The Arizona Department of Environmental Quality recently gave Johnson Utilities a notice of violation after receiving an electronic complaint that reported “big spillages on Oasis Magic Ranch golf course.” As part of its regular practice, the agency sent someone to investigate.
While ADEQ didn’t find raw sewage on the course, it did find big spillages of what is called Class B effluent. While the Pinal County utility does have a permit to irrigate with this liquid, it must ensure that it does not come into contact with people. That happened, however, when it spilled into standing water on the golf course.
This came about two weeks before raw sewage overflowed out of a manhole on a street next to the golf course on East Valley View Drive.
Reclaimed water at different treatment levels can be approved for an array of uses, from almost drinkable to suitable for irrigation of non-food crops.

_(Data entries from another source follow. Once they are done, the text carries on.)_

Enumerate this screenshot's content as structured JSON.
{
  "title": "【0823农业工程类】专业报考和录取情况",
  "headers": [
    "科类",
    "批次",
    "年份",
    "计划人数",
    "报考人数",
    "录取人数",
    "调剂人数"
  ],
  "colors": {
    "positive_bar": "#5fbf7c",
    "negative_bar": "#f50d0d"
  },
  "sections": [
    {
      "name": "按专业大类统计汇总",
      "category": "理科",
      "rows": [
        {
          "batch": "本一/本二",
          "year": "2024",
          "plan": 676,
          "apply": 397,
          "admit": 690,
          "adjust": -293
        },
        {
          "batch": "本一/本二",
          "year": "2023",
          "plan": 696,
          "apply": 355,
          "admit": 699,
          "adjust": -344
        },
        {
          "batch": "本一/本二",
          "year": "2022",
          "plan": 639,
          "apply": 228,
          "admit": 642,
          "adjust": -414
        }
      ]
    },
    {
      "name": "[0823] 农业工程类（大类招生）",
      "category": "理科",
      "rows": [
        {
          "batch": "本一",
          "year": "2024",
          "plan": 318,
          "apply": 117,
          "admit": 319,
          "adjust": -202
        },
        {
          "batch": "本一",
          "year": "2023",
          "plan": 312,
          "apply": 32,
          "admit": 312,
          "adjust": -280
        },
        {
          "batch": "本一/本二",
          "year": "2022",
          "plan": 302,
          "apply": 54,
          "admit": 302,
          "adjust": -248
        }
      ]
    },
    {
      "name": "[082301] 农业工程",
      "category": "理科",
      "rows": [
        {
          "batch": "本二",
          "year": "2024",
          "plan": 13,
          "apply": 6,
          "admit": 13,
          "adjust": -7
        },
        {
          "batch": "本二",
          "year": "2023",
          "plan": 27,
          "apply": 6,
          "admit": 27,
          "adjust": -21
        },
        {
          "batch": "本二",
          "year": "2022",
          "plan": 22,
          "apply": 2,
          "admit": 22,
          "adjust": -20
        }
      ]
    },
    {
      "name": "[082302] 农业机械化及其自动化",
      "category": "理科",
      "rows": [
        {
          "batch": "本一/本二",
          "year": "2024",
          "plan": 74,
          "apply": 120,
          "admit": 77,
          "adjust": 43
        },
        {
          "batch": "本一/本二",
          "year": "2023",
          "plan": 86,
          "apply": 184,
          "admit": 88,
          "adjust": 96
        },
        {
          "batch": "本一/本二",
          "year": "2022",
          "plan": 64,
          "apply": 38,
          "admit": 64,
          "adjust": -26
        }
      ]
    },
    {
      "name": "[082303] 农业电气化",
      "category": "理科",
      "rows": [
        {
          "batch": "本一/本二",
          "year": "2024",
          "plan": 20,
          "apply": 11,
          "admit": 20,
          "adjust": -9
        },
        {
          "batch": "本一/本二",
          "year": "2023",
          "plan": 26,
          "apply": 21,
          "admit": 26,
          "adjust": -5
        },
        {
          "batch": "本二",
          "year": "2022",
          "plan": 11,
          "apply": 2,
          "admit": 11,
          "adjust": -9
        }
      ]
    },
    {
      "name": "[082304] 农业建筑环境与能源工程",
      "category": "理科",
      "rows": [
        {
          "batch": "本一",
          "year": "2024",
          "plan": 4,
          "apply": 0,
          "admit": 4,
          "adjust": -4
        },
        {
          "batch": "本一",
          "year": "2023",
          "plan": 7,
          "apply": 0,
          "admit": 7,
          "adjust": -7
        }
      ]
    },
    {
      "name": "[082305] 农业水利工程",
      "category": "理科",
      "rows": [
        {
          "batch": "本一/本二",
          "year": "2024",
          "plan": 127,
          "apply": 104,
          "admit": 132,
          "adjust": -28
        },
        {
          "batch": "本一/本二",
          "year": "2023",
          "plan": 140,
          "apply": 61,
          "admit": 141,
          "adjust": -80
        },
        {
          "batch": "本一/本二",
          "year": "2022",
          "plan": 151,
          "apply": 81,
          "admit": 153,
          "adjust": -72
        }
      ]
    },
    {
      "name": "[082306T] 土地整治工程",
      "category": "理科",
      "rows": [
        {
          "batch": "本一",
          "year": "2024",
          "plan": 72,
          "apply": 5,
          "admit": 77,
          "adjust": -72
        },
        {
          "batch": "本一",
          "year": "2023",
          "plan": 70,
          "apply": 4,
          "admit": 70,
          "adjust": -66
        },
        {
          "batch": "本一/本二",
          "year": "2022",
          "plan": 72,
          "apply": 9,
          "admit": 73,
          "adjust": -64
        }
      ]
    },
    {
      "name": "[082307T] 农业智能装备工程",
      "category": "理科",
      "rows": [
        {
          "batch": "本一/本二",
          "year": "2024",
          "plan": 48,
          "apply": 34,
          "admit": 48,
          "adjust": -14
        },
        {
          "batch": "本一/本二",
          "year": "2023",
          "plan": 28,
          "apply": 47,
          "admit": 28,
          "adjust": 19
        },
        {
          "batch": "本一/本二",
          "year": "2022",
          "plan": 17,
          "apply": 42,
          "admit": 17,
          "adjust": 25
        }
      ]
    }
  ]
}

“Johnson Utilities Section 11 Wastewater Treatment plant produces Class B water, which is allowed to contain a certain amount of fecal coliform bacteria,” wrote ADEQ Public Information Officer Erin Jordan. “Because of the allowed amount of bacteria in this class of water, it’s not permitted to allow direct human contact; with the standing water on the golf course, there is a significant chance that people could come in contact with the water.”
Thus ADEQ issued a notice of violation to Johnson Utilities for the incident. The complaint was received on April 25 and when the inspection was made, standing water was still visible on the course.
According to the report, after receiving a complaint on their Facebook page, maintenance staff began to take corrective action and discovered that the overflow occurred because the person in charge the previous day did not close the valve at the golf course pump station, causing the irrigation sprinkler system to run continuously. Operations Manager Matt Hipsher told ADEQ that the utility could not determine the amount of reclaimed water that overflowed.
Some of the sprinklers on the paths between tee boxes were observed to be malfunctioning and leaking effluent from the holding ponds, causing it to pool around the sprinklers.
ADEQ cites for both allowing reclaimed water in areas outside the direct reuse site and allowing pools of reclaimed water during normal periods of use.